Two sides. One truth.
Kalu. Nalu.
Like the street dogs. Black and white but never quite one or the other.
Life and Death are not very tidy. Always a few stray hairs.
Fear is like fleas.
Fear is like ticks.

On the drive to Samar the road underneath our jeep tried to slide off the mountain.
Everyone talking one instant and in the next silence. No one moved. No one said a word—the music on the cd played on. Tibetan pop. We were on our way out and knew it—this was going to be the Big Ticket.
We are about to Buy the Farm.
Turn in our dinner pails.
So this is what the trip was really about. Right along. Karmic intersect of a jeepload of incarnations headed straight to the Bardo.
Panic, brain in high gear. We are not getting out of this one. All those physiological things go into overdrive.
Sweaty palms, suffocation, can’t breathe. Heart pounding.
Meanwhile outside it’s just a normal day. Too bad, can’t count on that. We all die on normal days.
This is not happening to “someone else”.

Take note: our driver was not giving in.
Hey! wait a minute, not so fast… he was not asleep at the wheel.
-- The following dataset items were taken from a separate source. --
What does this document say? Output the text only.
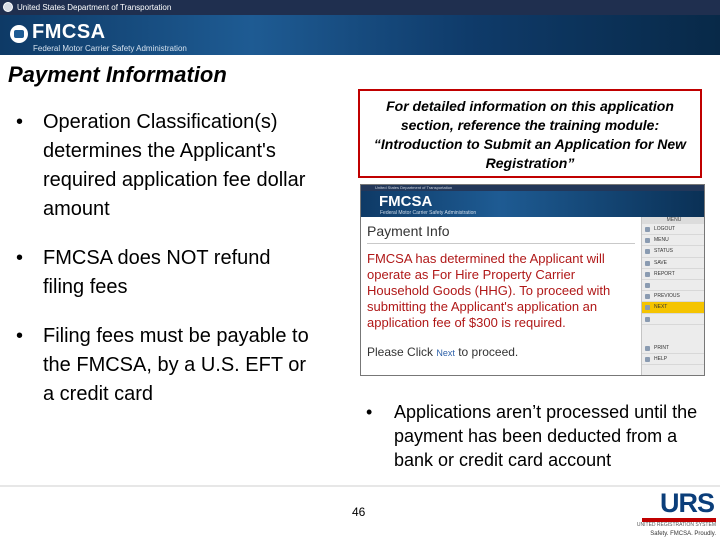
United States Department of Transportation
FMCSA
Federal Motor Carrier Safety Administration
Payment Information
• Operation Classification(s) determines the Applicant's required application fee dollar amount
• FMCSA does NOT refund filing fees
• Filing fees must be payable to the FMCSA, by a U.S. EFT or a credit card
For detailed information on this application section, reference the training module: “Introduction to Submit an Application for New Registration”
United States Department of Transportation
FMCSA
Federal Motor Carrier Safety Administration
Payment Info
FMCSA has determined the Applicant will operate as For Hire Property Carrier Household Goods (HHG). To proceed with submitting the Applicant's application an application fee of $300 is required.
Please Click Next to proceed.
MENU
LOGOUT
MENU
STATUS
SAVE
REPORT
PREVIOUS
NEXT
PRINT
HELP
• Applications aren’t processed until the payment has been deducted from a bank or credit card account
46	URS
UNITED REGISTRATION SYSTEM
Safety. FMCSA. Proudly.
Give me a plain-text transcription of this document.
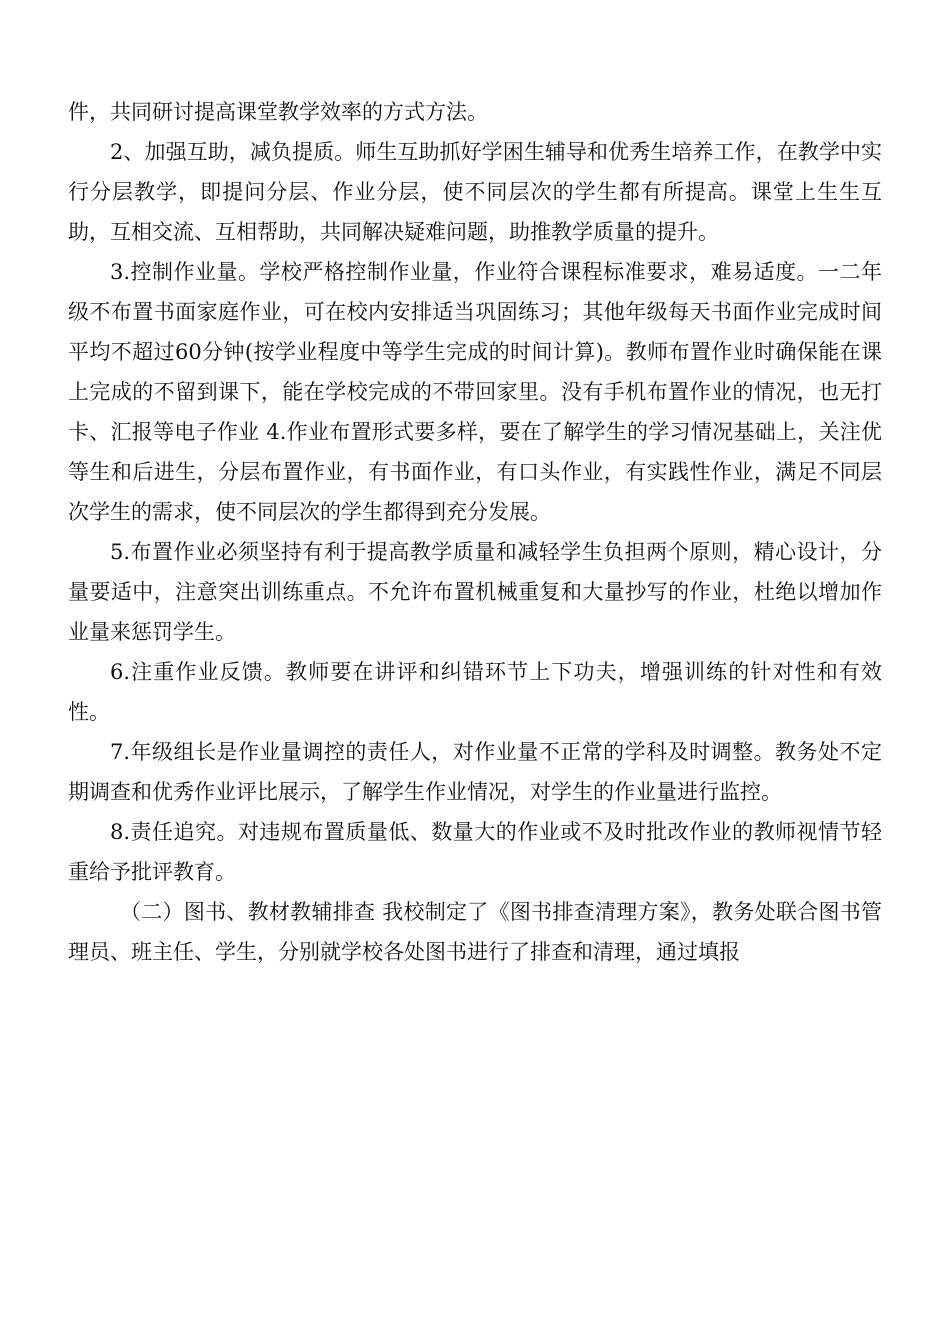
件，共同研讨提高课堂教学效率的方式方法。

2、加强互助，减负提质。师生互助抓好学困生辅导和优秀生培养工作，在教学中实行分层教学，即提问分层、作业分层，使不同层次的学生都有所提高。课堂上生生互助，互相交流、互相帮助，共同解决疑难问题，助推教学质量的提升。

3.控制作业量。学校严格控制作业量，作业符合课程标准要求，难易适度。一二年级不布置书面家庭作业，可在校内安排适当巩固练习；其他年级每天书面作业完成时间平均不超过60分钟(按学业程度中等学生完成的时间计算)。教师布置作业时确保能在课上完成的不留到课下，能在学校完成的不带回家里。没有手机布置作业的情况，也无打卡、汇报等电子作业 4.作业布置形式要多样，要在了解学生的学习情况基础上，关注优等生和后进生，分层布置作业，有书面作业，有口头作业，有实践性作业，满足不同层次学生的需求，使不同层次的学生都得到充分发展。

5.布置作业必须坚持有利于提高教学质量和减轻学生负担两个原则，精心设计，分量要适中，注意突出训练重点。不允许布置机械重复和大量抄写的作业，杜绝以增加作业量来惩罚学生。

6.注重作业反馈。教师要在讲评和纠错环节上下功夫，增强训练的针对性和有效性。

7.年级组长是作业量调控的责任人，对作业量不正常的学科及时调整。教务处不定期调查和优秀作业评比展示，了解学生作业情况，对学生的作业量进行监控。

8.责任追究。对违规布置质量低、数量大的作业或不及时批改作业的教师视情节轻重给予批评教育。

（二）图书、教材教辅排查 我校制定了《图书排查清理方案》，教务处联合图书管理员、班主任、学生，分别就学校各处图书进行了排查和清理，通过填报
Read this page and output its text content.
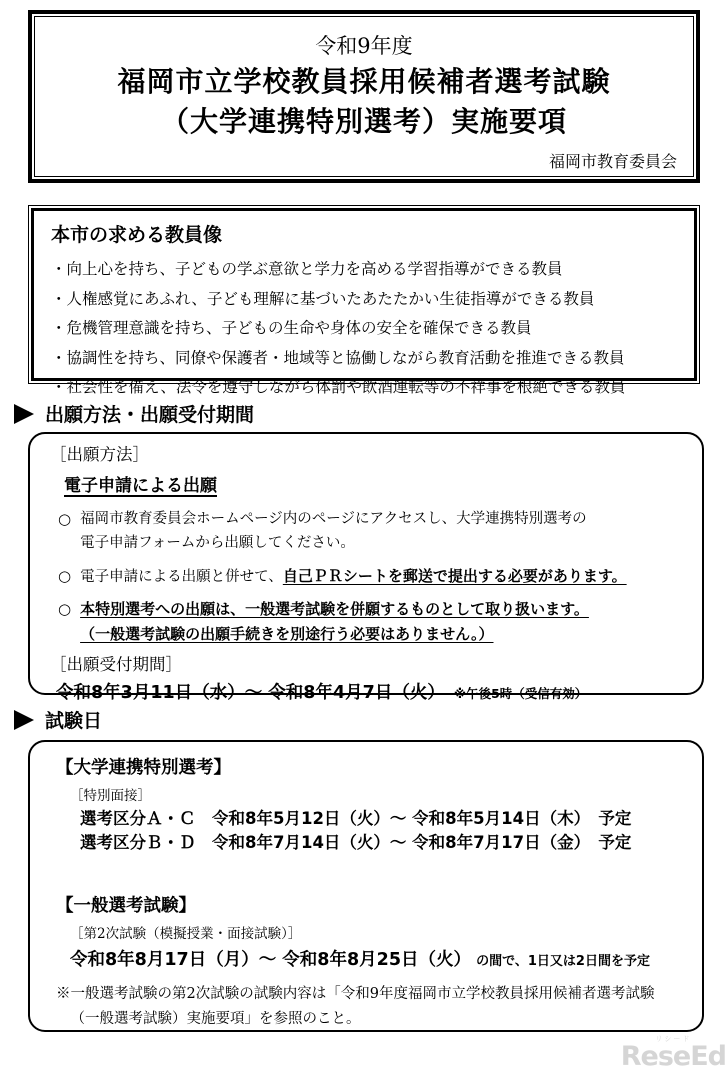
令和9年度
福岡市立学校教員採用候補者選考試験
（大学連携特別選考）実施要項
福岡市教育委員会
本市の求める教員像
・向上心を持ち、子どもの学ぶ意欲と学力を高める学習指導ができる教員
・人権感覚にあふれ、子ども理解に基づいたあたたかい生徒指導ができる教員
・危機管理意識を持ち、子どもの生命や身体の安全を確保できる教員
・協調性を持ち、同僚や保護者・地域等と協働しながら教育活動を推進できる教員
・社会性を備え、法令を遵守しながら体罰や飲酒運転等の不祥事を根絶できる教員
出願方法・出願受付期間
［出願方法］
電子申請による出願
○ 福岡市教育委員会ホームページ内のページにアクセスし、大学連携特別選考の
電子申請フォームから出願してください。
○ 電子申請による出願と併せて、自己ＰＲシートを郵送で提出する必要があります。
○ 本特別選考への出願は、一般選考試験を併願するものとして取り扱います。
（一般選考試験の出願手続きを別途行う必要はありません。）
［出願受付期間］
令和8年3月11日（水）～ 令和8年4月7日（火） ※午後5時（受信有効）
試験日
【大学連携特別選考】
［特別面接］
選考区分Ａ・Ｃ　令和8年5月12日（火）～ 令和8年5月14日（木）　予定
選考区分Ｂ・Ｄ　令和8年7月14日（火）～ 令和8年7月17日（金）　予定
【一般選考試験】
［第2次試験（模擬授業・面接試験）］
令和8年8月17日（月）～ 令和8年8月25日（火） の間で、1日又は2日間を予定
※一般選考試験の第2次試験の試験内容は「令和9年度福岡市立学校教員採用候補者選考試験（一般選考試験）実施要項」を参照のこと。
リシード
ReseEd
It was the mountain whose mind was elsewhere, who being careless didn’t notice the extra weight hanging off her side until
it was too late.
From the way-back seat I caught the eyes of the driver in the rearview mirror, a young man’s eyes, steady, so steady, hawk-like, black, deep—no fear—determined—eyes of a horseman, they all drive that way here, as if on horseback, as if the jeep were a living thing to talk to, to calm, to encourage. The mountain
Not a murderous enemy, not mindless inert mineral heap.
No she is a great big soft goddess enjoying the sun. She’s a happy lazy thing,
a big rock carved open recently to expose soft innards, she likes the feel of things walking and crawling around on her. Doesn’t mind but doesn’t particularly care about them. Indifferent.
This morning she fell asleep, warming herself in the sun, careless, inattentive and basically lazy, now her new road would slide off into the abyss. Oh, well. The jeep woke her. She yawned, the breeze drove another cloud of dirt our way, the road slid a little more,
the air inside the jeep was thick with dust. The driver gave the dashboard a comforting pat, turned down the music spun the tiny prayer wheel glued to the dashboard and leaned into the steering wheel
the only sounds in the jeep:
The spinning wheel. The distant music like a thought. His quiet breath, the gears shifting down under his brown
Hand, fingers wrapped around the shift, the
ground shifting, not the jeep, it couldn’t move only wait until the ground stopped moving, if it did, sliding soft red wave, the road washing out without rain, just its own weight taking it, tilting off the mountain slowly, with grace
our death would come –slowly and then the long fall the spectacular fall through space
Out my window nothing, no road, the road so far underneath the jeep it was gone, baby, outta sight and there was nothing
But air but somehow we didn’t fall.
The mountain righted herself. Smoothed her skirts. Settled back in for a snooze.
The driver cracked a smile and turned up the music.

Fear is nothing but a waste of time.

3 Comments

  1. Fantastic !!! And the photos are absolutely breathtaking….

  2. Ginny Ramus

    wow…wow…and wow….

  3. Elaine Clough

    What an amazing road! I have been on a couple of hazardous trailhead roads in British Columbia that were undercut. One had sloughed off and someone piled a bunch of branches in the hole, for the outside tire to ride over. We made it through, but with the knowledge that in a few days, we would have to pass this way again. On a different trip and a different road, I said, I have to walk.
    Thank goodness for your skilled, calm driver. It is good to be reminded now and then that we have to let go, could be this time, could be today. We never know.